HP bestraft E-Tailer

11.11.2013 von Armin Weiler
HP-Händler, die Marketing-Gelder und Boni in Anspruch genommen haben, obwohl sie nicht dazu berechtigt waren, müssen nun empfindliche Nachzahlungen leisten.

Hewlett-Packard macht Ernst bei der Überprüfung von Boni und Marketing-Zuwendungen. Den Böblingern ist es ein Dorn im Auge, dass von Resellern Zahlungen in Anspruch genommen werden, die eigentlich nur beim Vertrieb an Endkunden ausgeschüttet werden.

Händler die sich nicht an die HP-Vertragsregeln gehalten haben, müssen mit hohen Strafzahlungen rechnen.
Foto: Thomas Weissenfels, Fotolia.com

Nach ChannelPartner-Informationen führte HP in den letzten Monaten Audits unter anderem bei E-Tailern durch. Dabei sollen nun Strafzahlungen in sechsstelliger Höhe fällig werden, in einem Fall sogar in Millionenhöhe. Zu der Höhe der Zahlungen gibt HP keine Auskunft, bestätigt aber die Durchführung der Audits: "Ja, wir haben bei unseren Top Partnern durch das unabhängige Wirtschaftsprüfungsunternehmen KPMG Audits durchführen lassen. Als Grundlage dieser Audits gilt das Vertragswerk, was die Partner mit HP unterschrieben haben", bestätigt HP gegenüber ChannelPartner. Laut HP war Bestandteil der Audits unter anderem, ob die von HP gezahlten Boni und Marketinggelder zu Recht gezahlt wurden. "Sie dürfen entsprechend den Programmbestimmungen nur dann ausgezahlt werden, wenn der Umsatz mit HP Produkten aus dem Verkauf an Endkunden erzielt wurde", heißt es in dem Statement.

Natürlich kann HP Händlern nicht vorschreiben, an wen sie verkaufen dürfen. "Jedoch ist der Bezug von Marketinggelder oder Boni an den Verkauf an Endkunden gekoppelt. Wenn der HP Partner an einen Zwischenhändler Ware verkauft, kann er dafür keine Marketinggelder oder Boni beantragen bzw. beziehen. Und nur das haben wir in den Audits überprüft", rechtfertigt sich der Konzern. HP bezieht sich dabei auf "ein umfangreiches Vertrags- und Regelwerk, das auch von den Partnern bindend unterschrieben wurde". Bestandteil sei demnach auch eine Überprüfung, ob das Regelwerk auch eingehalten wird. Es ist für viele Reseller jedoch nicht so einfach festzustellen, ob der Kunde nun privater Endkunde, kommerzieller Kunde oder Wiederverkäufer ist. So tappten nun einige in die Endkundenfalle.

Amazon bleibt ungeschoren

Trotz der drastischen Maßnahmen befürchtet man bei Hewlett-Packard nicht, dass betroffene Händler nun zu anderen Herstellern abwandern. Die Audits seien Bestandteil der Geschäftsbeziehungen. Man gehe dem Vertragswerk Rechte und Pflichten ein, die man erfülle. "Das gleiche erwarten wir auch von unseren Partnern", schreibt HP.

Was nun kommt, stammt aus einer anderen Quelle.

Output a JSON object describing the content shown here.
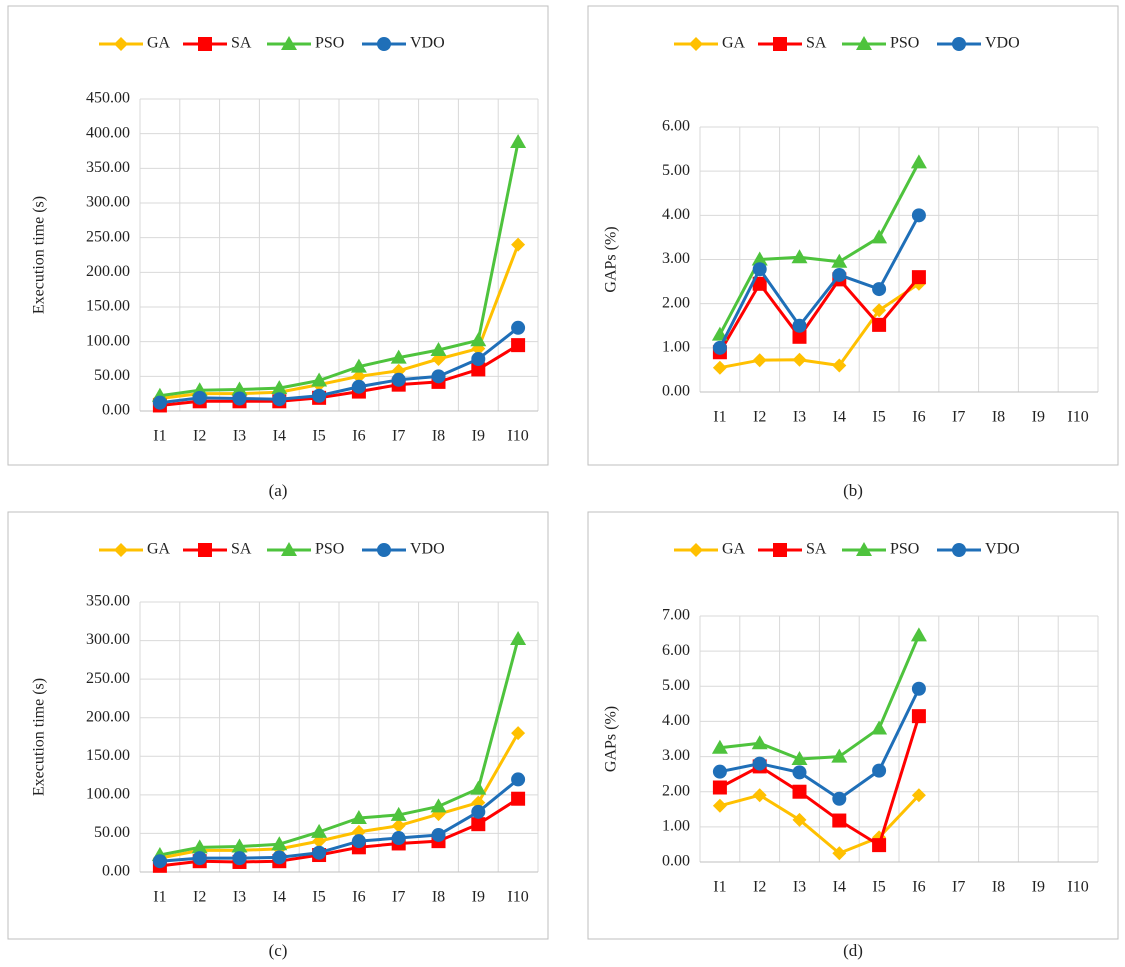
{
  "chart_data": [
    {
      "type": "line",
      "caption": "(a)",
      "y_label": "Execution time (s)",
      "categories": [
        "I1",
        "I2",
        "I3",
        "I4",
        "I5",
        "I6",
        "I7",
        "I8",
        "I9",
        "I10"
      ],
      "ylim": [
        0,
        450
      ],
      "yticks": [
        {
          "value": 0,
          "label": "0.00"
        },
        {
          "value": 50,
          "label": "50.00"
        },
        {
          "value": 100,
          "label": "100.00"
        },
        {
          "value": 150,
          "label": "150.00"
        },
        {
          "value": 200,
          "label": "200.00"
        },
        {
          "value": 250,
          "label": "250.00"
        },
        {
          "value": 300,
          "label": "300.00"
        },
        {
          "value": 350,
          "label": "350.00"
        },
        {
          "value": 400,
          "label": "400.00"
        },
        {
          "value": 450,
          "label": "450.00"
        }
      ],
      "grid": true,
      "legend": "top",
      "series": [
        {
          "name": "GA",
          "color": "#ffc000",
          "marker": "diamond",
          "values": [
            18,
            25,
            25,
            27,
            38,
            50,
            58,
            75,
            90,
            240
          ]
        },
        {
          "name": "SA",
          "color": "#ff0000",
          "marker": "square",
          "values": [
            8,
            14,
            14,
            14,
            19,
            28,
            38,
            42,
            60,
            95
          ]
        },
        {
          "name": "PSO",
          "color": "#4ec33d",
          "marker": "triangle",
          "values": [
            22,
            30,
            31,
            33,
            44,
            64,
            77,
            88,
            102,
            388
          ]
        },
        {
          "name": "VDO",
          "color": "#1f6fb8",
          "marker": "circle",
          "values": [
            12,
            19,
            18,
            17,
            22,
            35,
            45,
            50,
            75,
            120
          ]
        }
      ]
    },
    {
      "type": "line",
      "caption": "(b)",
      "y_label": "GAPs (%)",
      "categories": [
        "I1",
        "I2",
        "I3",
        "I4",
        "I5",
        "I6",
        "I7",
        "I8",
        "I9",
        "I10"
      ],
      "ylim": [
        0,
        6
      ],
      "yticks": [
        {
          "value": 0,
          "label": "0.00"
        },
        {
          "value": 1,
          "label": "1.00"
        },
        {
          "value": 2,
          "label": "2.00"
        },
        {
          "value": 3,
          "label": "3.00"
        },
        {
          "value": 4,
          "label": "4.00"
        },
        {
          "value": 5,
          "label": "5.00"
        },
        {
          "value": 6,
          "label": "6.00"
        }
      ],
      "grid": true,
      "legend": "top",
      "series": [
        {
          "name": "GA",
          "color": "#ffc000",
          "marker": "diamond",
          "values": [
            0.55,
            0.72,
            0.73,
            0.6,
            1.85,
            2.45,
            null,
            null,
            null,
            null
          ]
        },
        {
          "name": "SA",
          "color": "#ff0000",
          "marker": "square",
          "values": [
            0.9,
            2.45,
            1.25,
            2.55,
            1.52,
            2.6,
            null,
            null,
            null,
            null
          ]
        },
        {
          "name": "PSO",
          "color": "#4ec33d",
          "marker": "triangle",
          "values": [
            1.3,
            3.0,
            3.05,
            2.95,
            3.5,
            5.2,
            null,
            null,
            null,
            null
          ]
        },
        {
          "name": "VDO",
          "color": "#1f6fb8",
          "marker": "circle",
          "values": [
            1.0,
            2.78,
            1.5,
            2.65,
            2.33,
            4.0,
            null,
            null,
            null,
            null
          ]
        }
      ]
    },
    {
      "type": "line",
      "caption": "(c)",
      "y_label": "Execution time (s)",
      "categories": [
        "I1",
        "I2",
        "I3",
        "I4",
        "I5",
        "I6",
        "I7",
        "I8",
        "I9",
        "I10"
      ],
      "ylim": [
        0,
        350
      ],
      "yticks": [
        {
          "value": 0,
          "label": "0.00"
        },
        {
          "value": 50,
          "label": "50.00"
        },
        {
          "value": 100,
          "label": "100.00"
        },
        {
          "value": 150,
          "label": "150.00"
        },
        {
          "value": 200,
          "label": "200.00"
        },
        {
          "value": 250,
          "label": "250.00"
        },
        {
          "value": 300,
          "label": "300.00"
        },
        {
          "value": 350,
          "label": "350.00"
        }
      ],
      "grid": true,
      "legend": "top",
      "series": [
        {
          "name": "GA",
          "color": "#ffc000",
          "marker": "diamond",
          "values": [
            18,
            28,
            28,
            30,
            40,
            52,
            60,
            75,
            90,
            180
          ]
        },
        {
          "name": "SA",
          "color": "#ff0000",
          "marker": "square",
          "values": [
            8,
            14,
            13,
            14,
            22,
            32,
            37,
            40,
            62,
            95
          ]
        },
        {
          "name": "PSO",
          "color": "#4ec33d",
          "marker": "triangle",
          "values": [
            22,
            32,
            33,
            36,
            52,
            70,
            74,
            85,
            108,
            302
          ]
        },
        {
          "name": "VDO",
          "color": "#1f6fb8",
          "marker": "circle",
          "values": [
            14,
            18,
            18,
            19,
            25,
            40,
            44,
            48,
            78,
            120
          ]
        }
      ]
    },
    {
      "type": "line",
      "caption": "(d)",
      "y_label": "GAPs (%)",
      "categories": [
        "I1",
        "I2",
        "I3",
        "I4",
        "I5",
        "I6",
        "I7",
        "I8",
        "I9",
        "I10"
      ],
      "ylim": [
        0,
        7
      ],
      "yticks": [
        {
          "value": 0,
          "label": "0.00"
        },
        {
          "value": 1,
          "label": "1.00"
        },
        {
          "value": 2,
          "label": "2.00"
        },
        {
          "value": 3,
          "label": "3.00"
        },
        {
          "value": 4,
          "label": "4.00"
        },
        {
          "value": 5,
          "label": "5.00"
        },
        {
          "value": 6,
          "label": "6.00"
        },
        {
          "value": 7,
          "label": "7.00"
        }
      ],
      "grid": true,
      "legend": "top",
      "series": [
        {
          "name": "GA",
          "color": "#ffc000",
          "marker": "diamond",
          "values": [
            1.6,
            1.9,
            1.2,
            0.25,
            0.7,
            1.9,
            null,
            null,
            null,
            null
          ]
        },
        {
          "name": "SA",
          "color": "#ff0000",
          "marker": "square",
          "values": [
            2.12,
            2.72,
            2.0,
            1.18,
            0.48,
            4.15,
            null,
            null,
            null,
            null
          ]
        },
        {
          "name": "PSO",
          "color": "#4ec33d",
          "marker": "triangle",
          "values": [
            3.25,
            3.38,
            2.93,
            3.0,
            3.8,
            6.45,
            null,
            null,
            null,
            null
          ]
        },
        {
          "name": "VDO",
          "color": "#1f6fb8",
          "marker": "circle",
          "values": [
            2.57,
            2.8,
            2.55,
            1.8,
            2.6,
            4.93,
            null,
            null,
            null,
            null
          ]
        }
      ]
    }
  ]
}
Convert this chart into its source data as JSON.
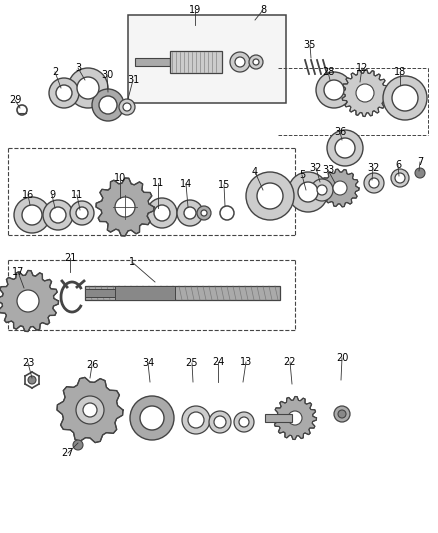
{
  "bg_color": "#ffffff",
  "part_color": "#444444",
  "gray1": "#cccccc",
  "gray2": "#aaaaaa",
  "gray3": "#888888",
  "gray4": "#666666",
  "lw_main": 1.0,
  "label_fs": 7
}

Aus Kreisen der betroffenen Händler gibt es nicht nur Zustimmung für das Vorgehen. "An die ganz Großen wie Amazon wagt sich HP nicht heran", lautet der Vorwurf. "Die Audits wurden bei den Top-Partnern von HP durchgeführt, die aufgrund der Verträge mit HP Marketinggelder und Bonizahlungen für die Verkäufe an Endkunden erhalten. Diese Leistungen werden von HP nur im Umfeld des Commercial Business getätigt", rechtfertigt sich Hewlett-Packard.

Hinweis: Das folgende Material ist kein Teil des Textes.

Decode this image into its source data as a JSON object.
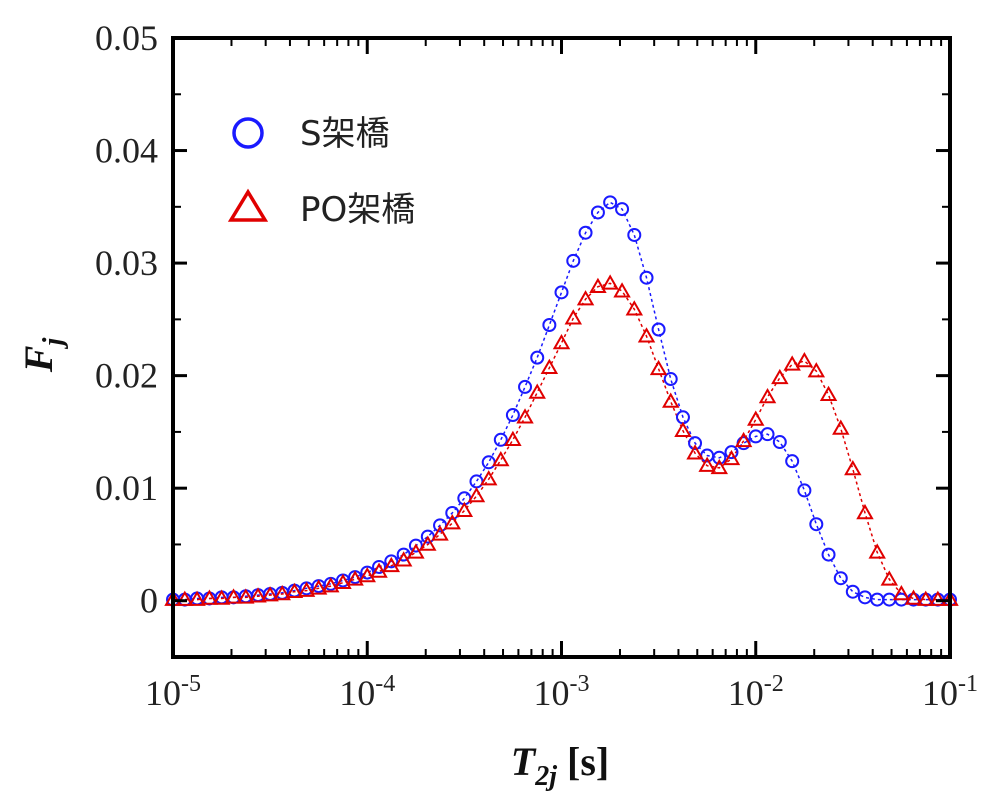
{
  "chart_data": {
    "type": "scatter",
    "x_scale": "log",
    "xlim": [
      1e-05,
      0.1
    ],
    "ylim": [
      -0.005,
      0.05
    ],
    "x_ticks": [
      {
        "value": 1e-05,
        "base": "10",
        "exp": "-5"
      },
      {
        "value": 0.0001,
        "base": "10",
        "exp": "-4"
      },
      {
        "value": 0.001,
        "base": "10",
        "exp": "-3"
      },
      {
        "value": 0.01,
        "base": "10",
        "exp": "-2"
      },
      {
        "value": 0.1,
        "base": "10",
        "exp": "-1"
      }
    ],
    "y_ticks": [
      {
        "value": 0,
        "label": "0"
      },
      {
        "value": 0.01,
        "label": "0.01"
      },
      {
        "value": 0.02,
        "label": "0.02"
      },
      {
        "value": 0.03,
        "label": "0.03"
      },
      {
        "value": 0.04,
        "label": "0.04"
      },
      {
        "value": 0.05,
        "label": "0.05"
      }
    ],
    "xlabel": {
      "main": "T",
      "sub": "2j",
      "unit": " [s]"
    },
    "ylabel": {
      "main": "F",
      "sub": "j"
    },
    "legend_position": "top-left",
    "grid": false,
    "series": [
      {
        "name": "S架橋",
        "marker": "circle",
        "color": "#1a1aff",
        "x": [
          1e-05,
          1.15e-05,
          1.33e-05,
          1.54e-05,
          1.78e-05,
          2.05e-05,
          2.37e-05,
          2.74e-05,
          3.16e-05,
          3.65e-05,
          4.22e-05,
          4.87e-05,
          5.62e-05,
          6.49e-05,
          7.5e-05,
          8.66e-05,
          0.0001,
          0.000115,
          0.000133,
          0.000154,
          0.000178,
          0.000205,
          0.000237,
          0.000274,
          0.000316,
          0.000365,
          0.000422,
          0.000487,
          0.000562,
          0.000649,
          0.00075,
          0.000866,
          0.001,
          0.00115,
          0.00133,
          0.00154,
          0.00178,
          0.00205,
          0.00237,
          0.00274,
          0.00316,
          0.00365,
          0.00422,
          0.00487,
          0.00562,
          0.00649,
          0.0075,
          0.00866,
          0.01,
          0.0115,
          0.0133,
          0.0154,
          0.0178,
          0.0205,
          0.0237,
          0.0274,
          0.0316,
          0.0365,
          0.0422,
          0.0487,
          0.0562,
          0.0649,
          0.075,
          0.0866,
          0.1
        ],
        "y": [
          0.0001,
          0.0001,
          0.0002,
          0.0002,
          0.0003,
          0.0003,
          0.0004,
          0.0005,
          0.0006,
          0.0007,
          0.0009,
          0.0011,
          0.0013,
          0.0015,
          0.0018,
          0.0021,
          0.0025,
          0.003,
          0.0035,
          0.0041,
          0.0049,
          0.0057,
          0.0067,
          0.0078,
          0.0091,
          0.0106,
          0.0123,
          0.0143,
          0.0165,
          0.019,
          0.0216,
          0.0245,
          0.0274,
          0.0302,
          0.0327,
          0.0345,
          0.0354,
          0.0348,
          0.0325,
          0.0287,
          0.0241,
          0.0197,
          0.0163,
          0.014,
          0.0129,
          0.0127,
          0.0132,
          0.014,
          0.0146,
          0.0148,
          0.0141,
          0.0124,
          0.0098,
          0.0068,
          0.0041,
          0.002,
          0.0008,
          0.0003,
          0.0001,
          0.0001,
          0.0001,
          0.0001,
          0.0001,
          0.0001,
          0.0001
        ]
      },
      {
        "name": "PO架橋",
        "marker": "triangle",
        "color": "#e00000",
        "x": [
          1e-05,
          1.15e-05,
          1.33e-05,
          1.54e-05,
          1.78e-05,
          2.05e-05,
          2.37e-05,
          2.74e-05,
          3.16e-05,
          3.65e-05,
          4.22e-05,
          4.87e-05,
          5.62e-05,
          6.49e-05,
          7.5e-05,
          8.66e-05,
          0.0001,
          0.000115,
          0.000133,
          0.000154,
          0.000178,
          0.000205,
          0.000237,
          0.000274,
          0.000316,
          0.000365,
          0.000422,
          0.000487,
          0.000562,
          0.000649,
          0.00075,
          0.000866,
          0.001,
          0.00115,
          0.00133,
          0.00154,
          0.00178,
          0.00205,
          0.00237,
          0.00274,
          0.00316,
          0.00365,
          0.00422,
          0.00487,
          0.00562,
          0.00649,
          0.0075,
          0.00866,
          0.01,
          0.0115,
          0.0133,
          0.0154,
          0.0178,
          0.0205,
          0.0237,
          0.0274,
          0.0316,
          0.0365,
          0.0422,
          0.0487,
          0.0562,
          0.0649,
          0.075,
          0.0866,
          0.1
        ],
        "y": [
          0.0001,
          0.0001,
          0.0001,
          0.0002,
          0.0002,
          0.0003,
          0.0003,
          0.0004,
          0.0005,
          0.0006,
          0.0008,
          0.0009,
          0.0011,
          0.0013,
          0.0016,
          0.0019,
          0.0022,
          0.0026,
          0.0031,
          0.0036,
          0.0043,
          0.005,
          0.0059,
          0.0069,
          0.008,
          0.0093,
          0.0108,
          0.0125,
          0.0143,
          0.0163,
          0.0185,
          0.0207,
          0.0229,
          0.0251,
          0.0268,
          0.0279,
          0.0282,
          0.0275,
          0.0259,
          0.0235,
          0.0206,
          0.0177,
          0.0151,
          0.0131,
          0.012,
          0.0118,
          0.0126,
          0.0142,
          0.0161,
          0.0181,
          0.0198,
          0.021,
          0.0213,
          0.0204,
          0.0183,
          0.0153,
          0.0117,
          0.0078,
          0.0043,
          0.0019,
          0.0006,
          0.0002,
          0.0001,
          0.0001,
          0.0001
        ]
      }
    ]
  }
}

Durch den Besuch von KPMG mussten die betroffenen Händler beim Audit sämtliche Kundendaten offen legen. Das ist auch deswegen heikel, weil HP einen eigenen Online-Shop betreibt. "In den Verträgen zwischen HP und KPMG ist ausdrücklich geregelt, dass keine Endkundendaten an HP weitergereicht werden", betont das Unternehmen. Bleibt zu hoffen, dass Hewlett-Packard bei der Einhaltung des Datenschutzes genauso konsequent ist, wie bei der Überprüfung von angeblich unrechtmäßig erhaltenen Boni und Markting-Gelder. (awe)

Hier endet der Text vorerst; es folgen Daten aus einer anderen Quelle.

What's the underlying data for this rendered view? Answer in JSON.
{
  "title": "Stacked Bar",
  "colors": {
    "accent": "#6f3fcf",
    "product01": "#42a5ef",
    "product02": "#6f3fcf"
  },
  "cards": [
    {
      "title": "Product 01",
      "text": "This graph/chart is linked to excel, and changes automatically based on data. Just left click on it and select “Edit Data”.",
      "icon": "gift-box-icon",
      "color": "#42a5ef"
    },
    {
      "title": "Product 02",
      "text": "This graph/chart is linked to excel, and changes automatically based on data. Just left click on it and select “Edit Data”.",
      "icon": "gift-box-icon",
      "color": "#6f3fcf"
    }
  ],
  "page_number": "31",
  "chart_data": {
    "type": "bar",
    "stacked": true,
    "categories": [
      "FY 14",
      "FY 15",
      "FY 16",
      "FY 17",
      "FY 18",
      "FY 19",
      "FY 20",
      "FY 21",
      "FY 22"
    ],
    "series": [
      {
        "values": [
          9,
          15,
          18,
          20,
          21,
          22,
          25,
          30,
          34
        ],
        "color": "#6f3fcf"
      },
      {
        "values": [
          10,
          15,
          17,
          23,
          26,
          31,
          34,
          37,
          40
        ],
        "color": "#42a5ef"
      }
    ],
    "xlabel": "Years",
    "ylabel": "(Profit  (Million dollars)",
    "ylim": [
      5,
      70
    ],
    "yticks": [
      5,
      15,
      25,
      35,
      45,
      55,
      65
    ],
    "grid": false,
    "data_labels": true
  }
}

Die Story von Hewlett-Packard
Hewlett-Packard (HP) durchlebt seit drei, vier Jahren sehr stürmische Zeiten. Das liegt nicht nur an Verschiebungen auf dem Markt und starkem Wettbewerb, sondern auch an der Sprunghaftigkeit sowie Fehlentscheidungen im Topmanagement und in der Unternehmensstrategie. Allerdings hat der Konzern seit seiner Gründung bereits erfolgreich eine respektable Metamorphose durchgemacht.
1939: In der Garage fing alles an
In der mittlerweile wohl berühmtesten Garage der Welt findet Hewlett-Packard 1939 seinen Anfang. Damals gründen Bill Hewlett und David Packard ihr Unternehmen und schrauben neben ihren eigentlichen Jobs in der Garage gleich auf dem Grundstück in Palo Alto, auf dem sie wohnen, einen Tongenerator zusammen. Sie legen damit unbewusst den Grundstein für das Silicon Valley, die vielbeachtete Hightech-Region in Kalifornien.
Die Walt Disney Studios zählen zu den ersten Kunden ...
... und kaufen gleich acht Oszillatoren HP200B, um ein innovatives Tonsystem für den Film "Fantasia" zu entwickeln.
1957: Der Gang an die Börse mit Messtechnik
1951 erfindet HP mit dem 524A ein Hochgeschwindigkeits-Frequenzmessgerät. Damit ist technisch die Grundlage für das Analysegeschäft gelegt. Fünf Jahre später baut das Unternehmen sein erstes Oszilloskop. 1957 geht HP an die Börse. Eine Aktie kostet 16 Dollar. (In Frankfurt wurde die HP-Aktie am 30. April 2013 für knapp 15,50 Euro gehandelt.)
1959: Produktion in Deutschland
Die erste Produktion außerhalb der USA baut HP 1959 in Deutschland auf. Hier hat das amerikanische Unternehmen die meisten Kunden im europäischen Geschäft. Die Standortentscheidung für Baden-Württemberg ist angeblich eine Entscheidung gegen Bayern: In München soll ein Ministeriumsvertreter bei Gesprächen mit Bill Hewlett die bayerische Lebensart mit deftiger Brotzeit und Bier allzu sehr gelobt haben. Der Amerikaner war aber mehr an Produktivität als an Lebensgenuss interessiert und entschied sich deshalb für das als tüchtig und arbeitsam geltende Schwaben.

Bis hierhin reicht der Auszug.